Male and female participants were randomly assigned to one of two groups: For three minutes, one group submerged a hand in ice-cold water, while the control subjects placed their hand in warm water. Thirty minutes later they attempted to memorize a list of words on which they were tested 24 hours later.
Men who exhibited a robust physiological response to the stress of the ice bath, as measured by levels of the hormone cortisol in their blood, could not recall as many words as men who were less fazed by the cold, men in the control group, or women in both groups. Women who had a minimal cortisol response to the ice water performed better than the control groups, although the difference was small. “Males appear to be more sensitive to stress- and cortisol-related impairments of learning and memory,” says Phillip R. Zoladz, co-author of the study and professor of psychology at Ohio Northern University. Some studies suggest that in women, stress effects may be mediated by stages of the menstrual cycle, which can alter sensitivity to stress hormones, but the new study did not investigate that variable.
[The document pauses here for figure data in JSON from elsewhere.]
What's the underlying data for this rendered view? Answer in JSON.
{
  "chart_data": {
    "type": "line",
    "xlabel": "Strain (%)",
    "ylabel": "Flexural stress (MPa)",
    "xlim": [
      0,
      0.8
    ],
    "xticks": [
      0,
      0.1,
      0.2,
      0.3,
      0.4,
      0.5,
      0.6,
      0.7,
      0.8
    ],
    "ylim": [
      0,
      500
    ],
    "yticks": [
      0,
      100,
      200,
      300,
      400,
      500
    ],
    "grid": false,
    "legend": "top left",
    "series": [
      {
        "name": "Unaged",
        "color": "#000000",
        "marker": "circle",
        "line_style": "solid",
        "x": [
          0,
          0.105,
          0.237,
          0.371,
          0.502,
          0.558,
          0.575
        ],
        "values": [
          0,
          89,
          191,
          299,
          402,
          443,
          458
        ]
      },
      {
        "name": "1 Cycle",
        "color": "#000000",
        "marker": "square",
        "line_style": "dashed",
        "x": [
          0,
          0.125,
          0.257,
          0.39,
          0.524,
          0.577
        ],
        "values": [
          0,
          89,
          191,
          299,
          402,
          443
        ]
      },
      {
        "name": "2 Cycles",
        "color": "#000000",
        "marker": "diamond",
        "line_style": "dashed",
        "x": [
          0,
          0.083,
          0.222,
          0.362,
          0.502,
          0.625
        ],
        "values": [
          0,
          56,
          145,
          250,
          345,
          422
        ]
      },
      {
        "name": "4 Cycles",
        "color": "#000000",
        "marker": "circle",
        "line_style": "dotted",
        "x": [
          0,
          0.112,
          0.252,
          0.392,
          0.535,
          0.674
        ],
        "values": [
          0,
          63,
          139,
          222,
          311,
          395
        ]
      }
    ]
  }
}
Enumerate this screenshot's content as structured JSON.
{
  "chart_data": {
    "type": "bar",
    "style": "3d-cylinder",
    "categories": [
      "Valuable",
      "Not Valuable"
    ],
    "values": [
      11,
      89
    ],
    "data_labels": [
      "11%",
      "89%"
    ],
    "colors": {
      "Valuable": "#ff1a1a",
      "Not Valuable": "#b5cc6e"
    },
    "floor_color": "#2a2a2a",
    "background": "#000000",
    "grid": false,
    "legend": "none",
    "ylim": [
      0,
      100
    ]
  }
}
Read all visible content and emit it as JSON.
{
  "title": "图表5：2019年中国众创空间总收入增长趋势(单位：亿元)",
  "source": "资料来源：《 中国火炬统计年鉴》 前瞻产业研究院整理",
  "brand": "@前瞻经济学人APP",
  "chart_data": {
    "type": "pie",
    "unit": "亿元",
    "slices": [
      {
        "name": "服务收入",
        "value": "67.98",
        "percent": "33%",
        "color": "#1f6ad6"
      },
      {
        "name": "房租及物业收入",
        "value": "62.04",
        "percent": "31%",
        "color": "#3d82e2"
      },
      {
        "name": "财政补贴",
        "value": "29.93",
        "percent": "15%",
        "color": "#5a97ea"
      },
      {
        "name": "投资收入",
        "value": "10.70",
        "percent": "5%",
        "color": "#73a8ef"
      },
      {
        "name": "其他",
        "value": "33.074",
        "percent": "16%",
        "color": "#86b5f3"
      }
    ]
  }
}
Only a physiological test can truly determine whether your memory is vulnerable to prelearning stress, but signs such as a racing heart and sweaty palms may be clues that you might be prone to this effect. If so, tried-and-true memory-boosting techniques can help. “If stress is causing forgetfulness, it can be helpful to use reminders—like sticky notes placed where they will catch your attention—to trigger a memory,” Zoladz says.